Автор этих записок, безусловно, знакомился со сказанием Епифания Премудрого о Святителе Стефане Пермском, который крестил «варварские» народы Великой Перми, попутно или предварительно сжигая их идолов. Крузо тоже совершил подобный подвиг, а потом вынужден был «уносить ноги». При этом очутился на Каме, в Соликамске. Читаем: «Мы думали найти здесь иной народ и разницу в обычаях, одежде, религии и занятиях, но ошиблись; нам пришлось пройти двести миль по дикой земле… и убедились, что она мало отличается от монголо-татарских областей; население, большей частью языческое ( неужели Стефан Пермский лукавил перед своим церковным начальством, может, его тут не было и вовсе, или начальники обманули свою паству? – моя вставка), стояло немногим выше американских дикарей: их дома, их города полны идолов, образ жизни самый варварский; исключение составляют только города и близлежащие селения, жители которых были христианами или мнимыми христианами греческой церкви, но религия их перемешана со столькими суевериями, что в некоторых местах едва отличается от простого шаманства».
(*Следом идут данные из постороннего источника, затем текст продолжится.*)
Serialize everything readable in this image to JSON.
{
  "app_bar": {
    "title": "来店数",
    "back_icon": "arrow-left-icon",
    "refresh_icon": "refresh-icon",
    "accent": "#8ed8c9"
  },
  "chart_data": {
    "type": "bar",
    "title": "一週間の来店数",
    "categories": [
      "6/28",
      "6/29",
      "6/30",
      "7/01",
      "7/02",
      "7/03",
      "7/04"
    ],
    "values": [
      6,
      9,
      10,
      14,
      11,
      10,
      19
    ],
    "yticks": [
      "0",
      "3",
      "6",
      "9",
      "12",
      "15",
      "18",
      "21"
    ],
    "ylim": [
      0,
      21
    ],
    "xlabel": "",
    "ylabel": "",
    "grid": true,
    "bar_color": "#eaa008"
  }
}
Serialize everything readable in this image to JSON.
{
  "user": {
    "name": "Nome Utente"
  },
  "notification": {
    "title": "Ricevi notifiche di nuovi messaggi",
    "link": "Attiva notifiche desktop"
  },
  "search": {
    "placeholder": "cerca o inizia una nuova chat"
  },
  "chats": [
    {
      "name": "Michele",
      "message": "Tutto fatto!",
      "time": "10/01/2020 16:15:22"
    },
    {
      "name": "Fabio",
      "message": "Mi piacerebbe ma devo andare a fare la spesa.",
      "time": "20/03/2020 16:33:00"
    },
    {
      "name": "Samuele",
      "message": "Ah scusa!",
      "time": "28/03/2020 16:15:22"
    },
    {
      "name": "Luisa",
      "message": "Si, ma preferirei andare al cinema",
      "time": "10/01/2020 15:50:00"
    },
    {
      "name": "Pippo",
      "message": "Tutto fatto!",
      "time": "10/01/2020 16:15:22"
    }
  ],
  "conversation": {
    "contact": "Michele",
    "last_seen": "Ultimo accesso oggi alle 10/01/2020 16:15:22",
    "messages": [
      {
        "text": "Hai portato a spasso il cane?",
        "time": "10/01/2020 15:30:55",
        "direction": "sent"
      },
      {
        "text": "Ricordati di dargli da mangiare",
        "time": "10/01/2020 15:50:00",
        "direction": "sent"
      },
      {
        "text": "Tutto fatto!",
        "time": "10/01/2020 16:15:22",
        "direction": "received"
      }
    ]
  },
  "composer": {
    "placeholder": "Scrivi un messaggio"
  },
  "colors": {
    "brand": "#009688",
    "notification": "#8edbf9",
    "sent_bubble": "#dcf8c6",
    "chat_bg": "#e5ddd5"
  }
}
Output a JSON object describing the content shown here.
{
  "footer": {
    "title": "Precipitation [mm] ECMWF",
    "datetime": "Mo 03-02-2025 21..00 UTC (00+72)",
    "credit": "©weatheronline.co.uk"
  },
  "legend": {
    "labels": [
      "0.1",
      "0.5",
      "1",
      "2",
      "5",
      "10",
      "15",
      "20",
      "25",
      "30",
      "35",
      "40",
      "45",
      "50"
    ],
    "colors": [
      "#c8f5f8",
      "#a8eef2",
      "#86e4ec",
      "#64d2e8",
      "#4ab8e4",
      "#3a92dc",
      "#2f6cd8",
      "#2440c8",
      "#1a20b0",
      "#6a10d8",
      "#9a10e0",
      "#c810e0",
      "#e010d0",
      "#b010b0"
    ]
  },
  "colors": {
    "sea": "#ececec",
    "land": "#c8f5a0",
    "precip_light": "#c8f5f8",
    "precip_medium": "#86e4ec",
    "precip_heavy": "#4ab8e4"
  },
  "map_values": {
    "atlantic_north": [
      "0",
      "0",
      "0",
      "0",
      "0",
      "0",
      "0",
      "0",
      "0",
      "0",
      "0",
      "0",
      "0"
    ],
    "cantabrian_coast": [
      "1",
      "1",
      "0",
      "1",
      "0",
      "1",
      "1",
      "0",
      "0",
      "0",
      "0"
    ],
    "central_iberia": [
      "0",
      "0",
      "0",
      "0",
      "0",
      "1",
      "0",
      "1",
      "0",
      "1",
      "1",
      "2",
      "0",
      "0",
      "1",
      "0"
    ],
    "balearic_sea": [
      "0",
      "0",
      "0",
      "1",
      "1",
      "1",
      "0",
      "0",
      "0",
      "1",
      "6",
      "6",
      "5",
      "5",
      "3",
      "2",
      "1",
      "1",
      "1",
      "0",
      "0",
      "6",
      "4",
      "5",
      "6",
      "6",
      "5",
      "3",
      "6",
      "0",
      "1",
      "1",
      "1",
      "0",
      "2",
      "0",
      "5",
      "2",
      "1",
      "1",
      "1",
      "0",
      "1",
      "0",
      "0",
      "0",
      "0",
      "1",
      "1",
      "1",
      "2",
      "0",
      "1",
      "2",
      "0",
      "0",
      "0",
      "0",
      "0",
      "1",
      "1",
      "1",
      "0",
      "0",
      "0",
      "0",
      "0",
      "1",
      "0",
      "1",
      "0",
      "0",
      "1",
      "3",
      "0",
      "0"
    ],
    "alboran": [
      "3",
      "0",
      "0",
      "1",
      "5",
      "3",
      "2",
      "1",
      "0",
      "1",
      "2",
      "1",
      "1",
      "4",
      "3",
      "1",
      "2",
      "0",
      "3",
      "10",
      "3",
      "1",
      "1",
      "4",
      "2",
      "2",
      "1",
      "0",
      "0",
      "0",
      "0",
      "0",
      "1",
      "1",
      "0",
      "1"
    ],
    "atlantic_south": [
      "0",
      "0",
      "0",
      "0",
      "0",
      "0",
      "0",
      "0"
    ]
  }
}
Обстоятельства вновь позволили проявить Крузо свои неслыханные героические качества. Вместе со своими 16 спутниками он многократно отражал воинственные наскоки варварского населения, число которого могло доходить до полутысячи, и сумел вернуться на родину.
Смысл появления таких «путешествий» ясен – использовать авторитет Дефо для пропаганды мнимого преимущества человека Запада перед «примитивными» восточными народами. Победа Реформации должна была закрепляться, невзирая на способы доказательств. Кстати, автор, несмотря на осведомлённость в географии и доступность Британской Энциклопедии 1771 года издания, ни словом не обмолвился о том, что Крузо, пробираясь из Китая в Архангельск, находился на территории Московской Тартарии, не зависевшей от власти Петра I и сохранявшей своё присутствие на европейских картах того времени. Как не сообщал об этом и российский учёный немецкого происхождения Паллас [102*], двигавшийся в противоположном направлении (из Европы в Азию), в своём труде, якобы 1772–1773 гг. Лишь при описании Забайкалья и Даурии вскользь упомянута Западная Татария, но это, возможно, «рука» редактора перевода (В книгах Жюля Верна и его современников район за Уральскими горами тогда ещё обозначался Татарией). За этим замечанием нельзя разглядеть государстваМосковской Тартарии (даже бывшего).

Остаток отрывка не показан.